Broadcast television continues to miss a massive opportunity when it comes to finding its audience online through search data. While media agencies need to look well beyond the obvious digital properties to find the best online inventory to couple with TV buys, there is also a serious need for the show's official sites to improve their Web presence on desktop and mobile.
As networks sell TV and digital ad packages, and media buyers use digital inventory to extend offline buys, RankAbove has set out to analyze the Web sites that are most effective to extend the show's presence from offline to online.
It turns out that broadcast network Web sites like NBC.com, CBS.com and ABC.Go.com continually lost ranking in Google search queries to Wikipedia, individual TV show Wikia sites, and IMDb for top-ranking slots.

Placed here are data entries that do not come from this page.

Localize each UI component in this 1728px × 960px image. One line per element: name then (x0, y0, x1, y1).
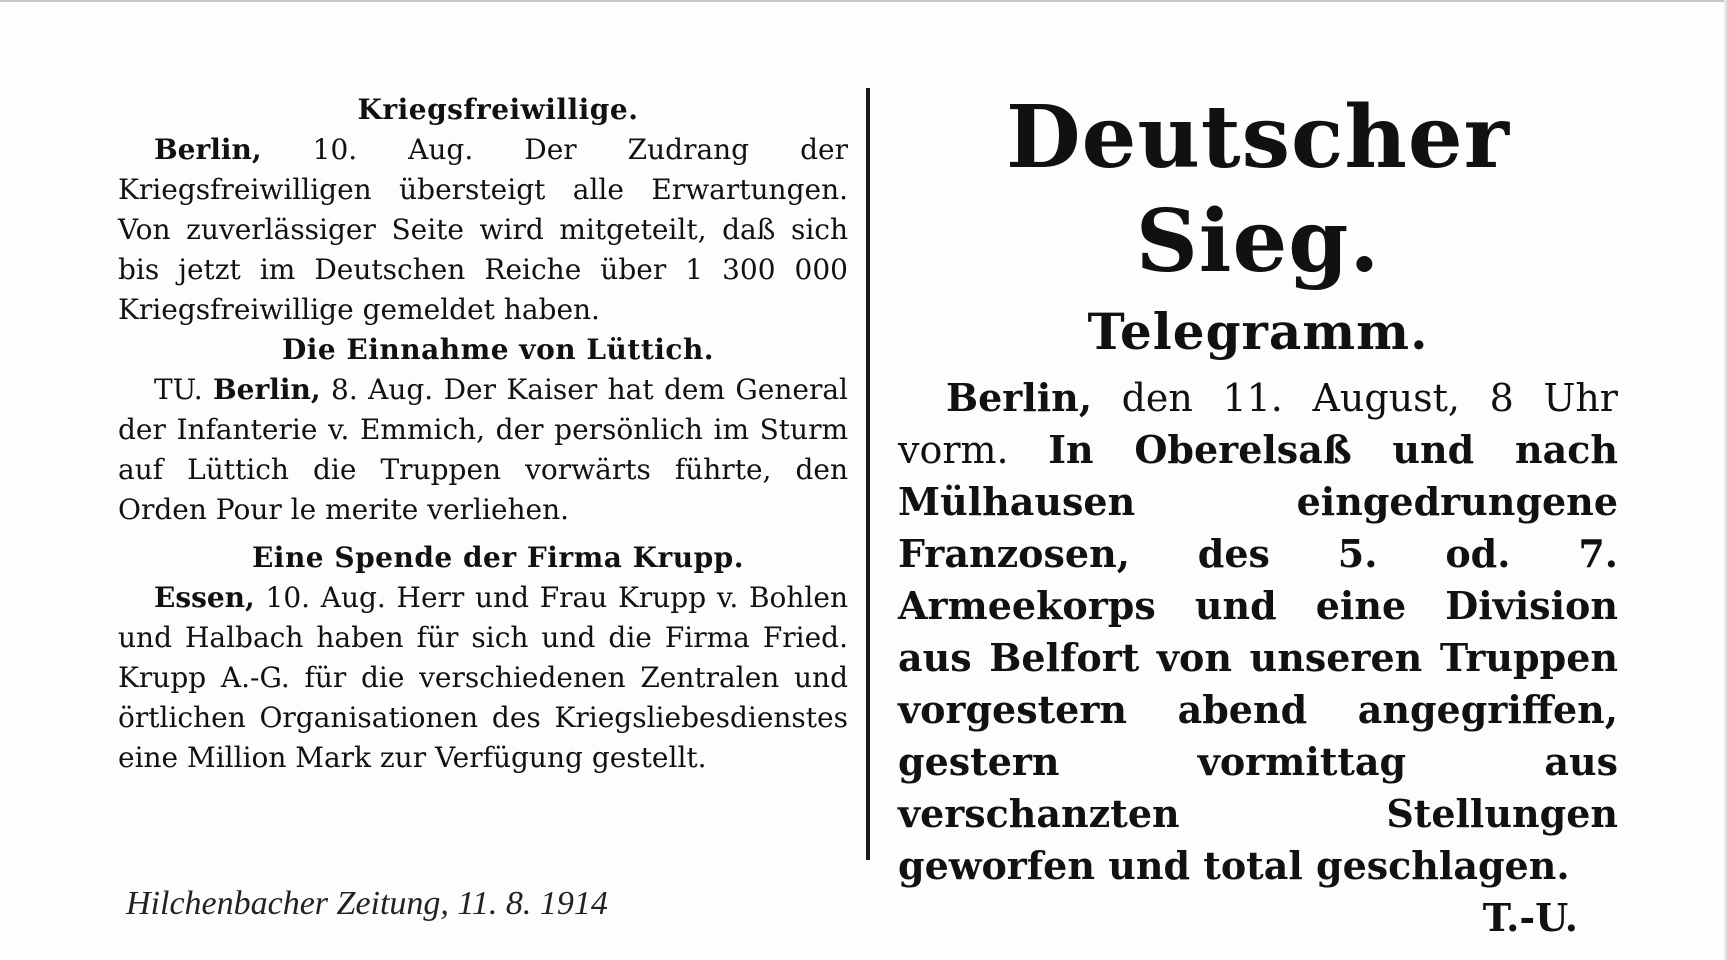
article3-headline: Eine Spende der Firma Krupp. (251, 541, 745, 574)
scan-right-edge (1724, 0, 1728, 960)
scan-top-edge (0, 0, 1728, 2)
telegram-text: In Oberelsaß und nach Mülhausen eingedrungene Franzosen, des 5. od. 7. Armeekorps und eine Division aus Belfort von unseren Truppen vorgestern abend angegriffen, gestern vormittag aus verschanzten Stellungen geworfen und total geschlagen. (898, 427, 1618, 888)
telegram-time: den 11. August, 8 Uhr vorm. (898, 376, 1618, 472)
article3-body (118, 578, 848, 778)
article2-text: 8. Aug. Der Kaiser hat dem General der Infanterie v. Emmich, der persönlich im Sturm auf Lüttich die Truppen vorwärts führte, den Orden Pour le merite verliehen. (118, 373, 848, 526)
source-caption: Hilchenbacher Zeitung, 11. 8. 1914 (126, 885, 608, 922)
article2-prefix: TU. (154, 373, 203, 406)
article2-body (118, 370, 848, 530)
telegram-subtitle: Telegramm. (1087, 302, 1429, 361)
telegram-signature: T.-U. (1482, 895, 1578, 940)
left-column (118, 90, 848, 778)
article3-dateline: Essen, (154, 581, 255, 614)
article1-text: 10. Aug. Der Zudrang der Kriegsfreiwilligen übersteigt alle Erwartungen. Von zuverlässiger Seite wird mitgeteilt, daß sich bis jetzt im Deutschen Reiche über 1 300 000 Kriegsfreiwillige gemeldet haben. (118, 133, 848, 326)
column-divider (866, 88, 870, 860)
article1-headline: Kriegsfreiwillige. (357, 93, 639, 126)
main-headline: Deutscher Sieg. (1006, 87, 1510, 292)
telegram-dateline: Berlin, (946, 375, 1093, 420)
article1-body (118, 130, 848, 330)
article2-headline: Die Einnahme von Lüttich. (281, 333, 715, 366)
article2-dateline: Berlin, (213, 373, 321, 406)
telegram-body (898, 372, 1618, 940)
article3-text: 10. Aug. Herr und Frau Krupp v. Bohlen und Halbach haben für sich und die Firma Fried. Krupp A.-G. für die verschiedenen Zentralen und örtlichen Organisationen des Kriegsliebesdienstes eine Million Mark zur Verfügung gestellt. (118, 581, 848, 774)
article1-dateline: Berlin, (154, 133, 262, 166)
right-column (898, 86, 1618, 944)
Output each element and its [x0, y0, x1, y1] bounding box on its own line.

While searching for information on a show typically lands seekers on sites like Wikipedia, Wikia, or IMDb, Eli Feldblum, RankAbove CTO, said fans really influenced every show researched, but most fans' sites featured either no advertising or very little. Most instances of Pinterest, YouTube and Tumblr, which ranked very well, were fan-created content. Two fan sites -- Big-Bang-Theory.com and Big-Bang-Theory.net -- made the most influential list for the Big Bang Theory.
One of the greatest overlooked opportunities lies in related online Web publication. Feldblum said shows like "The Voice" can capitalize on advertising across sites like CountryWeekly. The relatively small CountryWeekly.com beat out every other music site, including MTV.com and Rolling Stone. He believes the ad space on smaller publications target a specific audience for less cost.
RankAbove, which sits on mounds of data, will run a similar test with mobile. In the past when they ran tests for clients to see where they rank, many of the networks are a little behind when it comes to mobile, Feldblum said. "They typically take a bigger hit on mobile until changes are made," he said. "I see the biggest differences in local searches and rich media search with images."
For this study, the company relied on its search software to determine the top 50 keywords for the most popular shows on TV, and to determine the overall highest-ranking pages for those keyword searches to create its TV SitePairing Index.
To discover the most influential sites for individual TV shows, RankAbove began with the list of the top 25 shows for the past week, as determined by Nielsen. Its software analyzed search engine results for an average of 3 million user searches per program, across a range of search categories related to show titles, actors, character names, and more, within the last 30 days. From the analysis the company compiled the top 50 keywords related to the show -- mostly terms or queries that fans are likely to use to discover more information about a specific show.
Keywords like show names, season and episodes as well as keywords about cast and characters were weighted based on their search volume, or how frequently each was searched in the past month. RankAbove collected the top 100 ranking sites for each keyword, and its technology determined how often a site appears, how high it appears in the search engine results page and by the weight of the keywords for which it appears.